Infatti, per chi ha un amico a quattro zampe, avere oggettivi problemi a trascorrere una giornata al mare o una settimana alla scoperta di un posto nuovo è un limite che fa cambiare mete a che, seppure marginalmente, può influenzare l’orribile e disumana piaga degli abbandoni estivi.
Pratiche di ordinaria civiltà messe in atto che fanno godere ancor di più quel magnifico tramonto.
A Torre del Lago, l’aperitivo in spiaggia nella “golden hour” è d’obbligo. Uno spritz al bagno Bianchi, mentre un musicista canta De André e riporta la mente (semmai si sia riuscito a distogliere il pensiero) alla tragedia di Genova, alla fatalità e al caso che opprimono questa esistenza.

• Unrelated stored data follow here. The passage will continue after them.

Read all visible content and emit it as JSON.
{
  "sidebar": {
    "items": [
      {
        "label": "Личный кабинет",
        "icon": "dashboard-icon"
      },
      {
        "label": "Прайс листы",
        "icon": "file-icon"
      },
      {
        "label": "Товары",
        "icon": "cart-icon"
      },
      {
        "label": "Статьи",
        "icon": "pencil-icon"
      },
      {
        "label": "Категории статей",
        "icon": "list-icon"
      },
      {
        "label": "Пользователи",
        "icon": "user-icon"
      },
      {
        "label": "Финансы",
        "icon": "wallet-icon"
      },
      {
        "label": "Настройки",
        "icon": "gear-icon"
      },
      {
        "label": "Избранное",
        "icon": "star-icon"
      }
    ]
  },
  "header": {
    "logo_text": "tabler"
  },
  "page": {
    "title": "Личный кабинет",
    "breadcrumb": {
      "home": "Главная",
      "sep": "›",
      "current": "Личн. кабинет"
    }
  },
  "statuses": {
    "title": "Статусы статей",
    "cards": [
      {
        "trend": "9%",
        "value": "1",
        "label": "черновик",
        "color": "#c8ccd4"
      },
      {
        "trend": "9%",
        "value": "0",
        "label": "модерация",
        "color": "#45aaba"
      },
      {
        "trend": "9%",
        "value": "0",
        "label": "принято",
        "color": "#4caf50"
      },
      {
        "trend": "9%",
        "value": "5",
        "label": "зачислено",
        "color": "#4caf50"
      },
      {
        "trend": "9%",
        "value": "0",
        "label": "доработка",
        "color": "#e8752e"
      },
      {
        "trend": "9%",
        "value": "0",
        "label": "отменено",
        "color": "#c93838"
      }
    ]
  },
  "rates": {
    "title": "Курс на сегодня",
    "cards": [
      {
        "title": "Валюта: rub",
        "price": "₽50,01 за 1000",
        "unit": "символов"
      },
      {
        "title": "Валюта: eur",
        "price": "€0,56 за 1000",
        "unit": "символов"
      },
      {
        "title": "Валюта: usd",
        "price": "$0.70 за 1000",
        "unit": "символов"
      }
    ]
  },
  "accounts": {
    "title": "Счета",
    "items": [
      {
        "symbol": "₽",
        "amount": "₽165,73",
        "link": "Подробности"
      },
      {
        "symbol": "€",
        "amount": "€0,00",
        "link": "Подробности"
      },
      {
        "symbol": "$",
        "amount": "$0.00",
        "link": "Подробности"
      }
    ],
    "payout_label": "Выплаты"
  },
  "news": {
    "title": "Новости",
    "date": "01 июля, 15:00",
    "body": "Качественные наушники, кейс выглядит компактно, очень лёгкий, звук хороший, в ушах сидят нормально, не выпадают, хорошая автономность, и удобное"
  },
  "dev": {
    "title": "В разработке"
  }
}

Il sole rende tutto rosato, aranciato, il blu del cielo di una sfumatura unica, nuvole di zucchero filato e gabbiani che volano ad ali spiegati. Il carpe diem, più che mai in questi frangenti, assume un significato ancora più denso.
A Torre del Lago, la sera, si va a Viareggio per cena.
Gli imperdibili sono: il ristorante “Il Gabbiano”, famoso per la sua carbonara di mare, e la pescheria l’Acciuga al centro del mercato stabile di Viareggio, per il pesce freschissimo.
Poi a passeggio lungo i negozi della Passeggiata, cocktail e poi di nuovo sul lungomare, nei locali con musica e feste.
Oppure, per i nostalgici, un bel falò in spiaggia con tanto di strimpelli alla chitarra e stelle cadenti.
A Torre del Lago si torna a casa in bici. Si alza lo sguardo e si scorge un tramonto, o un’alba. Può capitare di avere il telefono scarico e godersi a pieno il momento. Può succedere di scattare una foto fugace, per conservare quell’attimo di silenzio e di colori, di natura e di qui e ora. Senza pensare troppo alle vacanze che sgocciolano via poco a poco.